Tuesday, February 28, 2012

Save Face

Shakespeare’s The Taming of the Shrew starts out in a very
powerful way. The play opens with a tavern hostess and Christopher Sly
having a conversation. The hostess that is putting up with Christopher
Sly tells him that she will put him in the ‘stocks’ is he doesn’t
change his ways towards her. She follows up her threat by calling him
a ‘rouge’ (a very bad thing during Shakespeare’s times). The hostess
does not seem to care that she is a woman and Sly is a man. She is
intent on putting Sly in his place no matter what.
Sly’s comment back to the hostess is a derogatory one and so a main
motif in Shakespeare’s well-known comedy is born. Domestication. The
hostess wants to tame Sly by publicly binding and humiliating him.

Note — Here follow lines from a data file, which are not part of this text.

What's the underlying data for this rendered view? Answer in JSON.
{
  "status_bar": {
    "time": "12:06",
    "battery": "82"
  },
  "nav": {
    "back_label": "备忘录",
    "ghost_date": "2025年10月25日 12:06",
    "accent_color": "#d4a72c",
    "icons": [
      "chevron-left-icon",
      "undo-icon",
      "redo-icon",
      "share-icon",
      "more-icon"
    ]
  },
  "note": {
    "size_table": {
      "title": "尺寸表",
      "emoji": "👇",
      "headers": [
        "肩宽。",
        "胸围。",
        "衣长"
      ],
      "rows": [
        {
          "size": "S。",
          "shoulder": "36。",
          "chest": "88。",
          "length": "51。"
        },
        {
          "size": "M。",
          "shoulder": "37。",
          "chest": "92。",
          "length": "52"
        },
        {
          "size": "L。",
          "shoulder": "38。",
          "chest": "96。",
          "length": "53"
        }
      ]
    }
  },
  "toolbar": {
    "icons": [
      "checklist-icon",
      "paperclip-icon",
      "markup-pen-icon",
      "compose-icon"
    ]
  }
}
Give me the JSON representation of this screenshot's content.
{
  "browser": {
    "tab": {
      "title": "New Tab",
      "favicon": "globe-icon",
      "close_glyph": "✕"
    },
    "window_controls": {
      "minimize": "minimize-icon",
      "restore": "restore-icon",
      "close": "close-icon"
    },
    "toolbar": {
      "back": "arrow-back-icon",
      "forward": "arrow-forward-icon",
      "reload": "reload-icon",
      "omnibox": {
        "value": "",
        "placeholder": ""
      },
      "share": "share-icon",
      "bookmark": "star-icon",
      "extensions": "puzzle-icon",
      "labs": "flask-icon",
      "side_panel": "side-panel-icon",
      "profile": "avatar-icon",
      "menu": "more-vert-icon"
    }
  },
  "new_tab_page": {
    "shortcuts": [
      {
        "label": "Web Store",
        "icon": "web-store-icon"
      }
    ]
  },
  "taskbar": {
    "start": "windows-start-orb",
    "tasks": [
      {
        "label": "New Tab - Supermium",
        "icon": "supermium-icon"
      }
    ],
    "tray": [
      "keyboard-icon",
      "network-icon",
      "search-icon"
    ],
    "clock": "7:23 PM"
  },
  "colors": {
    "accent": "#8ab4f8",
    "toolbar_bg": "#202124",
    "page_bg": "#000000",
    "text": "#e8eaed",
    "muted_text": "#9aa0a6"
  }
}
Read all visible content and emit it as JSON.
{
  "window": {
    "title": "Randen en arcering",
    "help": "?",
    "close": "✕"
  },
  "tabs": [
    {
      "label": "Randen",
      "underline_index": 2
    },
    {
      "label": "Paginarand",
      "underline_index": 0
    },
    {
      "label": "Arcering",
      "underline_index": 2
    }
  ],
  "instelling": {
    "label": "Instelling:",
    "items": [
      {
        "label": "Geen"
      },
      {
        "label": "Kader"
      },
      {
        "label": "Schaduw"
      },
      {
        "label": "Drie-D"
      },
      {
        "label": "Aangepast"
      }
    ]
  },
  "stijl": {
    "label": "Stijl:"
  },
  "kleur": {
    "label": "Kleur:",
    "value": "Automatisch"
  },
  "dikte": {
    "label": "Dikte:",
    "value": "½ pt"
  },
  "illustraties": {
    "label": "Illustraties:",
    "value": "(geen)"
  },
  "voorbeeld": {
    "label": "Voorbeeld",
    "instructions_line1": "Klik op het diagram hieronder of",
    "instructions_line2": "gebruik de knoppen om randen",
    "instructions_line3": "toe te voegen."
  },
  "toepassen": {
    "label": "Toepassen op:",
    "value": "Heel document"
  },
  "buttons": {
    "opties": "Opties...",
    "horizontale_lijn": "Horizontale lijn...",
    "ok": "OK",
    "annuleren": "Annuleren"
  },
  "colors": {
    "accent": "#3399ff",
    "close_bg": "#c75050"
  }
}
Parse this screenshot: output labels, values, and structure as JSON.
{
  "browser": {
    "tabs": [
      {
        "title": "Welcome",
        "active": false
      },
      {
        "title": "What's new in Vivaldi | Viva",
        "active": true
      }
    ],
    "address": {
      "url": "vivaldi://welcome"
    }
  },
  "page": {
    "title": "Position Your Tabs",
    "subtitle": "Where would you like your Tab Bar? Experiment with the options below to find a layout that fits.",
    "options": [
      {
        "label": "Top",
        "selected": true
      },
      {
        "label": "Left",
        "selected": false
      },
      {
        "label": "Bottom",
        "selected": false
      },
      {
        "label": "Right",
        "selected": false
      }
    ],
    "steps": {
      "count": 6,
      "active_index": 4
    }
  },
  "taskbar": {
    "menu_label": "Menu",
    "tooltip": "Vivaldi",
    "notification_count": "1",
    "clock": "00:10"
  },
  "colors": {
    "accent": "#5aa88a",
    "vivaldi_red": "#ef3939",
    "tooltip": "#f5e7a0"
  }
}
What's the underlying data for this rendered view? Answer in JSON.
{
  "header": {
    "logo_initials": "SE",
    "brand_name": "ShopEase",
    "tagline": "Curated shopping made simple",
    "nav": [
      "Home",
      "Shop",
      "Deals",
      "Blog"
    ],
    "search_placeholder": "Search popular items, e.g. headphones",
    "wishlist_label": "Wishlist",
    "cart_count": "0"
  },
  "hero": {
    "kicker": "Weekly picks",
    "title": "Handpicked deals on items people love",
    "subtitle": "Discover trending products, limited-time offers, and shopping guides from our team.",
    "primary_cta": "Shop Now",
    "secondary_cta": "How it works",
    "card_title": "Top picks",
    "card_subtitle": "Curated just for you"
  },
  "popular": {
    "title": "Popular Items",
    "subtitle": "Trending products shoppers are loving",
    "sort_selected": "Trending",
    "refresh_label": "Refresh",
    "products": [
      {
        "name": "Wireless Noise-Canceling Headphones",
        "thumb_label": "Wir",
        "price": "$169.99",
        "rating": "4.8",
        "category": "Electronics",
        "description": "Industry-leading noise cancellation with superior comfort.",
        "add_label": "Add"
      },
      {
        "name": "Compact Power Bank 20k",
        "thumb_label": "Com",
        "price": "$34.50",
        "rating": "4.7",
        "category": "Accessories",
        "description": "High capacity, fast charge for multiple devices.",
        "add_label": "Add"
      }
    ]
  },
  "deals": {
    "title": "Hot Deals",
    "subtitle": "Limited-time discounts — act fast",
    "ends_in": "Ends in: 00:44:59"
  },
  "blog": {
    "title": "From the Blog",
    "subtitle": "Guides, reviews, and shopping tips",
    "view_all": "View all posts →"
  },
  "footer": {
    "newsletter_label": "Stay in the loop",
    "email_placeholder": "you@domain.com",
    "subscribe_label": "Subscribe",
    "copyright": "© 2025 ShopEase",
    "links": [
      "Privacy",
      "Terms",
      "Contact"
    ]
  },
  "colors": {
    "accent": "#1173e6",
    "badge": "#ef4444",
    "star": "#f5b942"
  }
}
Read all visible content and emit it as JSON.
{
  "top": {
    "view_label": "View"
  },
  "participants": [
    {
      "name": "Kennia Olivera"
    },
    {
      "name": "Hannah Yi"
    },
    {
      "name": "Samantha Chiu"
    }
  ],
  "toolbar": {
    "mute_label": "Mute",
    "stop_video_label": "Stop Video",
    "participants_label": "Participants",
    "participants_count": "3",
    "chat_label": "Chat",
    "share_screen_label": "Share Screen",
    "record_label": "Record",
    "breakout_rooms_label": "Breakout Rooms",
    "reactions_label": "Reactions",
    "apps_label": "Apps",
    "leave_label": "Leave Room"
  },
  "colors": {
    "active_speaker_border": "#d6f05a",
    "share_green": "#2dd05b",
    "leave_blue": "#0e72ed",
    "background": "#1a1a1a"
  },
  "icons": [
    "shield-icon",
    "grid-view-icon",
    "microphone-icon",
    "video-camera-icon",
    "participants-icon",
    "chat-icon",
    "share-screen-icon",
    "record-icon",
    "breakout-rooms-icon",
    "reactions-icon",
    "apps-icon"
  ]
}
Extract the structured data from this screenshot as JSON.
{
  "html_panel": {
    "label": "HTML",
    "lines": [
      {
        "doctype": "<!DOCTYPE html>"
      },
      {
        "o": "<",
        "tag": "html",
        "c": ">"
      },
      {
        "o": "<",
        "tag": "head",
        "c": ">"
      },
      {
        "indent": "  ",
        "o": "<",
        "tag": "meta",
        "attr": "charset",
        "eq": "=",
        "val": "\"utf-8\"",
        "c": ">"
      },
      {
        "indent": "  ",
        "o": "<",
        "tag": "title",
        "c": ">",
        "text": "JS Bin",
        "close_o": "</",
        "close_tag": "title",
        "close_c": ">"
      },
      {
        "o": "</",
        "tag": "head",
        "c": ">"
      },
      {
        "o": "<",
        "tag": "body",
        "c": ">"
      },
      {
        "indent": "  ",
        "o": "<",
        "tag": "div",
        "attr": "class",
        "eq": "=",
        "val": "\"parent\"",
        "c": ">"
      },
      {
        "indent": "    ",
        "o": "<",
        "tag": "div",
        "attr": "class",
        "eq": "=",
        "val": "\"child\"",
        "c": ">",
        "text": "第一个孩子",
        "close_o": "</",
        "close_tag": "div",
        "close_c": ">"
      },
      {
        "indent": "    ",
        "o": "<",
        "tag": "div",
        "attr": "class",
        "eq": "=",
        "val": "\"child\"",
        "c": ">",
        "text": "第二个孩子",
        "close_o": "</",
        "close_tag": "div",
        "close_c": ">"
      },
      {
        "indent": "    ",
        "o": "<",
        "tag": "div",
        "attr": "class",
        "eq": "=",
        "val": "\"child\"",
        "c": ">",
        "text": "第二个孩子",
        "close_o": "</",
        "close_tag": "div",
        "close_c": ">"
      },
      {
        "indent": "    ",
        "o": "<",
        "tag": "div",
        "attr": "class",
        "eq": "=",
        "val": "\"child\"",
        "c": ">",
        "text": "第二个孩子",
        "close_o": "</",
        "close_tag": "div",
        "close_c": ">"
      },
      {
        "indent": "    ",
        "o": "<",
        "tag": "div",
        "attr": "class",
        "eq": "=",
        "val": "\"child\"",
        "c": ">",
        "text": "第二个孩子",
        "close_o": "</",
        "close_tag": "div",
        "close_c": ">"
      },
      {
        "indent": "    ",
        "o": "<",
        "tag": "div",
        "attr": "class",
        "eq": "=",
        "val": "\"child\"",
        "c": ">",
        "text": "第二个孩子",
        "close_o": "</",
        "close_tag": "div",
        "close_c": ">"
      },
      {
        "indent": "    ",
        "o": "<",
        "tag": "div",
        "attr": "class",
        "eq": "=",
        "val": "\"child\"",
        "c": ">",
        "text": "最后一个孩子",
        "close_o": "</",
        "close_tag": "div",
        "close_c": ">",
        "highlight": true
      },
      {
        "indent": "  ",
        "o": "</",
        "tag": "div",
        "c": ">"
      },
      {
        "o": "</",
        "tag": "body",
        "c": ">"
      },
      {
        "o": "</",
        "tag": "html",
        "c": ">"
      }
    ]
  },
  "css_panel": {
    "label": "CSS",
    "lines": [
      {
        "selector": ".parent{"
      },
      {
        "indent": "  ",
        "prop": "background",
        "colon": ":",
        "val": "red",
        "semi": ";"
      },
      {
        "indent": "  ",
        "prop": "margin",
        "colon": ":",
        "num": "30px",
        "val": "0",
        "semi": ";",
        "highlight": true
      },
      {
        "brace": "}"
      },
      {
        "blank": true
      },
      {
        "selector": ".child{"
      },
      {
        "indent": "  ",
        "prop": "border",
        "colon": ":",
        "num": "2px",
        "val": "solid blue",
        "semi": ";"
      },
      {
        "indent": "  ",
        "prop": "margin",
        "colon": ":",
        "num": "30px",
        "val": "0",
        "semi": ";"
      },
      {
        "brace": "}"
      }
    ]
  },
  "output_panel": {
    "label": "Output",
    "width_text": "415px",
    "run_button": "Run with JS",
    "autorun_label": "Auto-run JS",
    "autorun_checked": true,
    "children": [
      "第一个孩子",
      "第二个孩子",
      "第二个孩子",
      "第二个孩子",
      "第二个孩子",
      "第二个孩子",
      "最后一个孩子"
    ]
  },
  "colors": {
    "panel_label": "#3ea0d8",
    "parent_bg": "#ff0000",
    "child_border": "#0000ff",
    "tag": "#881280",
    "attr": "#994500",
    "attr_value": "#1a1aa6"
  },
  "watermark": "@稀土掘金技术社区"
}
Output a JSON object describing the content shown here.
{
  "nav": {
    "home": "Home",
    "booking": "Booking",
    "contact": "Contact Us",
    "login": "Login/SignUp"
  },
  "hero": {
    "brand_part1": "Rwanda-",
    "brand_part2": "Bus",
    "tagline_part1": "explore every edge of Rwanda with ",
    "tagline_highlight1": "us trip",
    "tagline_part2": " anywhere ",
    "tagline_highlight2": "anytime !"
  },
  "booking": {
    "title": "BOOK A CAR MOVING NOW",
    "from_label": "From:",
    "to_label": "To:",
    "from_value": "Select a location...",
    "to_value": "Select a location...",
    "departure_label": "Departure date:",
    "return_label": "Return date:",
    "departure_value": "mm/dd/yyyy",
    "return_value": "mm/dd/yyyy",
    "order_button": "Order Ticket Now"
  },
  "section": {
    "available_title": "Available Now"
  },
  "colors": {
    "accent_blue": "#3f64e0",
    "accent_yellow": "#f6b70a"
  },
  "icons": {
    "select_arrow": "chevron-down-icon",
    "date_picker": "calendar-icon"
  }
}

Sly’s quick comeback is as simple and as sexist as they come. By
calling the hostess a ‘baggage’ or a ‘whore’, Sly is thinking on his
feet. He is using the most direct form of speech that will insult any
women. A small threat to his manhood and he punches below the belt.
Sly is hoping to gain control and power over the hostess by calling
her an insult intended only for women. Sly is trying to domesticate
and tame an unruly woman who has just threatened his manhood. This is
how this comedy begins. In just the first two lines of the play, this
sexism sets the stage (literally) for the rest of the play.
      In 1.1.14 we are introduced to the Lord. The Lord plays with this
idea of domestication while he speaks about his dogs. The Lord names
the dogs and discusses which one will be best to train. He talks about
‘leashing’ the dogs. He uses words like ‘esteem’, ‘better’, and
‘deep-mouthed’. The Lord’s choice of words lets the reader know that
he is familiar with these dogs. They are a product of his training,
his domestication. The Lord seems to know the unique personalities of
these hounds and is proud of them. We have not seen the Lord interact
with anyone other than the huntsman, but can assume that he is a man
who is set in his ways. With his first speech, he is a man who thinks
what he does and how he acts is correct. He has a title a Lord and
seems to abuse that. The reader knows much about the Lord and his
position in the play just by reading his first speech a few lines in
to the play.
      The characters in The Taming of the Shrew display the need to control
someone or something. This control comes across as forced
domestication in Shakespeare’s play. This domestication leads to the
feeling of power. The hostess wanted to show Sly her power and control
when she told him she would put him in the stocks. Sly exhibited the
need for control when he called the hostess a ‘baggage’ (whore). The
Lord shows his need to be in control and exude power when he explains
his fleet of dogs. Shakespeare shows us that the need for
domestication in The Taming of the Shrew knows no sex or status. Power
comes from the ability to control and tame other people, or animals.
The first three characters we meet set up this common threads that run
through Shakespeare comedy. Had it been the Lord and three of his
underlings I think the message would pack less of a punch.